At the very least test every single query in your application for validity on the new database. Ideally do a lot more.
This one is kind of tough. Unless you've got a very simple DB structure with vanilla types (varchar, integer, etc), you're probably going to get the best results writing a migration tool. In a language like Perl (via the DBI), this is pretty straight-forward. The program is basically an echo loop that reads from one database and inserts into the other. There are examples of this sort of code that Google knows about.
Aside from the obvious problem of moving the data is the more subtle problem of how some datatypes are represented. For instance, MS SQL's datetime field is not in the same format as MySQL's. Other datatypes like BLOBs may have a different capacity in one RDBMs than in another. You should make sure that you understand the datatype definitions of the target DB system very well before porting.
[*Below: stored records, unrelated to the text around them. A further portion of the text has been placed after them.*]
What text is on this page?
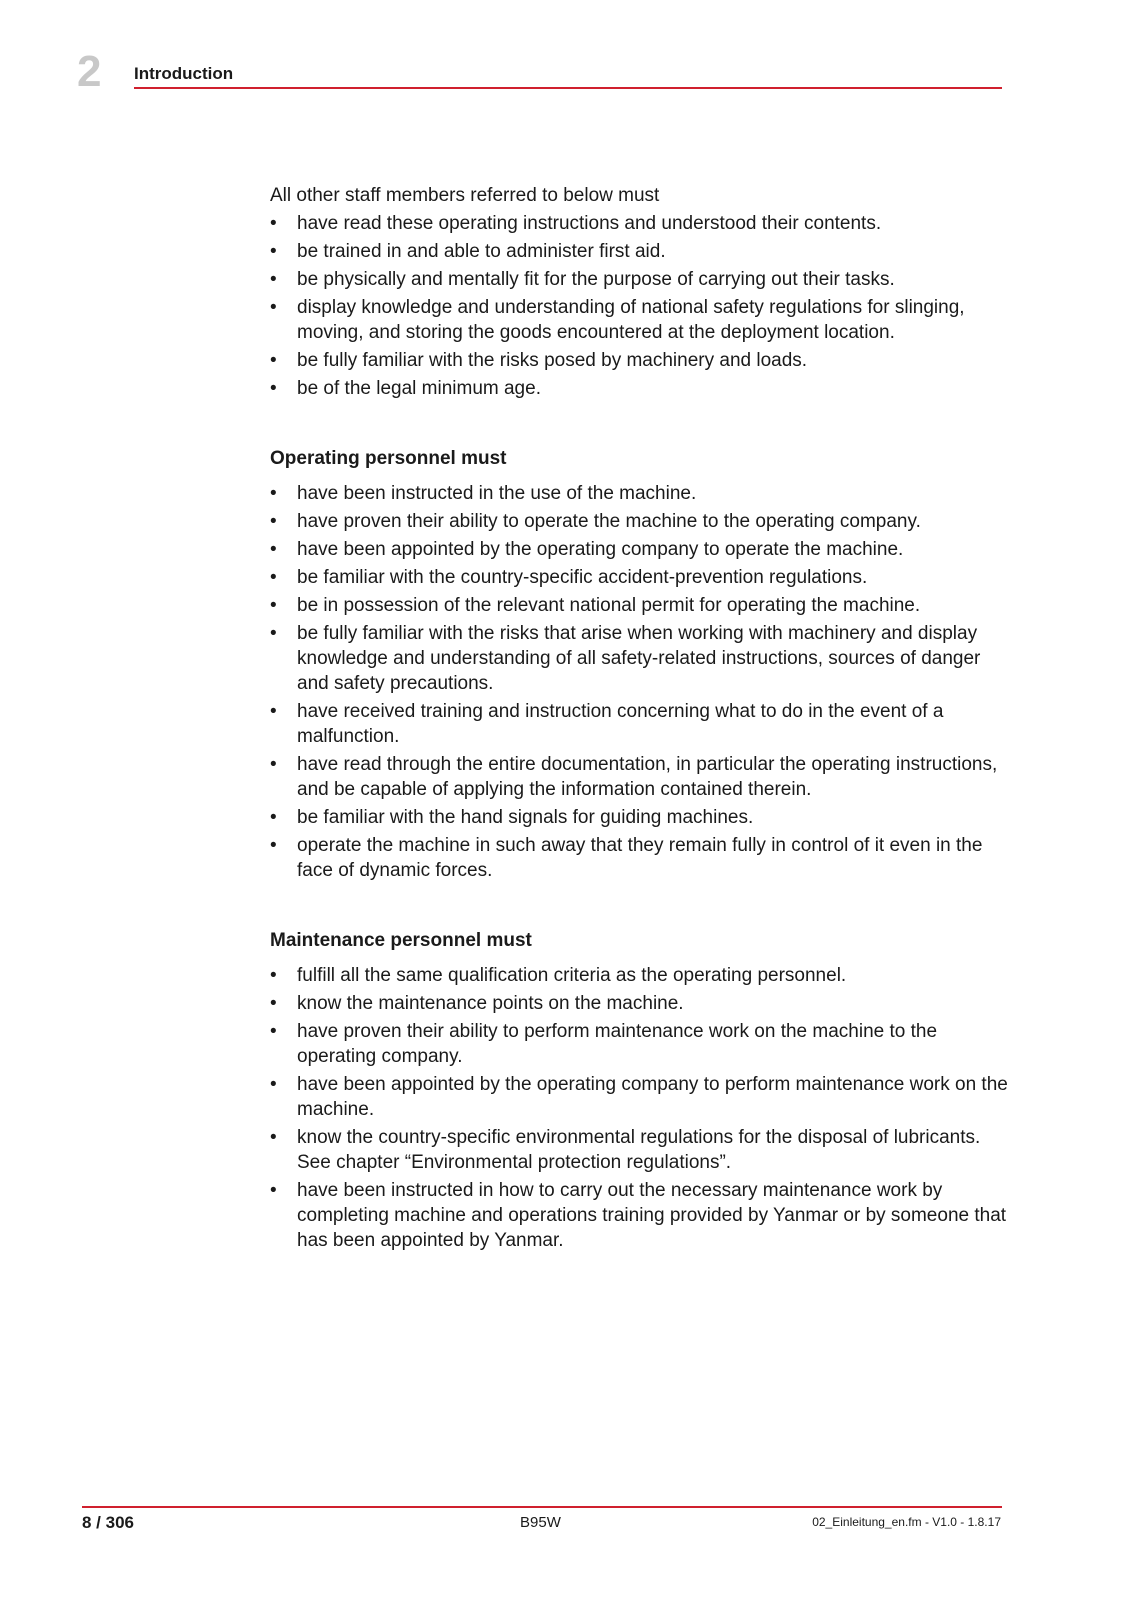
2 Introduction

All other staff members referred to below must

• have read these operating instructions and understood their contents.
• be trained in and able to administer first aid.
• be physically and mentally fit for the purpose of carrying out their tasks.
• display knowledge and understanding of national safety regulations for slinging, moving, and storing the goods encountered at the deployment location.
• be fully familiar with the risks posed by machinery and loads.
• be of the legal minimum age.

Operating personnel must

• have been instructed in the use of the machine.
• have proven their ability to operate the machine to the operating company.
• have been appointed by the operating company to operate the machine.
• be familiar with the country-specific accident-prevention regulations.
• be in possession of the relevant national permit for operating the machine.
• be fully familiar with the risks that arise when working with machinery and display knowledge and understanding of all safety-related instructions, sources of danger and safety precautions.
• have received training and instruction concerning what to do in the event of a malfunction.
• have read through the entire documentation, in particular the operating instructions, and be capable of applying the information contained therein.
• be familiar with the hand signals for guiding machines.
• operate the machine in such away that they remain fully in control of it even in the face of dynamic forces.

Maintenance personnel must

• fulfill all the same qualification criteria as the operating personnel.
• know the maintenance points on the machine.
• have proven their ability to perform maintenance work on the machine to the operating company.
• have been appointed by the operating company to perform maintenance work on the machine.
• know the country-specific environmental regulations for the disposal of lubricants. See chapter “Environmental protection regulations”.
• have been instructed in how to carry out the necessary maintenance work by completing machine and operations training provided by Yanmar or by someone that has been appointed by Yanmar.
8 / 306	B95W	02_Einleitung_en.fm - V1.0 - 1.8.17
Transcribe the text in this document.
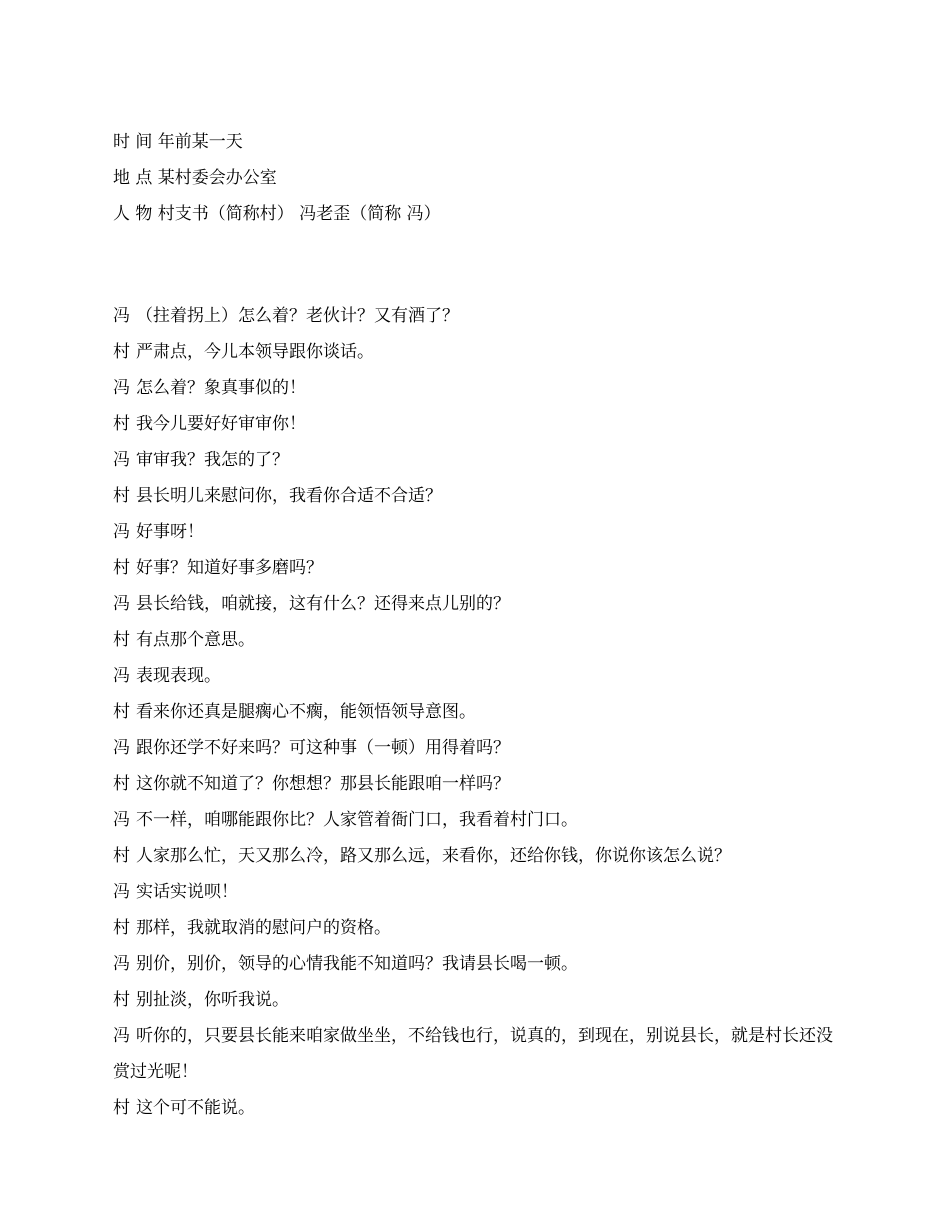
时 间 年前某一天
地 点 某村委会办公室
人 物 村支书（简称村） 冯老歪（简称 冯）
冯 （拄着拐上）怎么着？老伙计？又有酒了？
村 严肃点，今儿本领导跟你谈话。
冯 怎么着？象真事似的！
村 我今儿要好好审审你！
冯 审审我？我怎的了？
村 县长明儿来慰问你，我看你合适不合适？
冯 好事呀！
村 好事？知道好事多磨吗？
冯 县长给钱，咱就接，这有什么？还得来点儿别的？
村 有点那个意思。
冯 表现表现。
村 看来你还真是腿瘸心不瘸，能领悟领导意图。
冯 跟你还学不好来吗？可这种事（一顿）用得着吗？
村 这你就不知道了？你想想？那县长能跟咱一样吗？
冯 不一样，咱哪能跟你比？人家管着衙门口，我看着村门口。
村 人家那么忙，天又那么冷，路又那么远，来看你，还给你钱，你说你该怎么说？
冯 实话实说呗！
村 那样，我就取消的慰问户的资格。
冯 别价，别价，领导的心情我能不知道吗？我请县长喝一顿。
村 别扯淡，你听我说。
冯 听你的，只要县长能来咱家做坐坐，不给钱也行，说真的，到现在，别说县长，就是村长还没赏过光呢！
村 这个可不能说。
The last problem, of course, is getting application-level SQL statements to work against the new system. In my work, that's by far the hardest part. Date math seems especially DB-specific, while annoying things like quoting rules are a constant source of irritation.
Good luck with your project.
From SQL Server 2000 or 2005 you can have it generate scripts for your objects, but I am not sure how well they will transfer to other RDBMS.
The generate script option is probably the easiest way to go. You'll undoubtedly have to do some search/replace on a few data types though.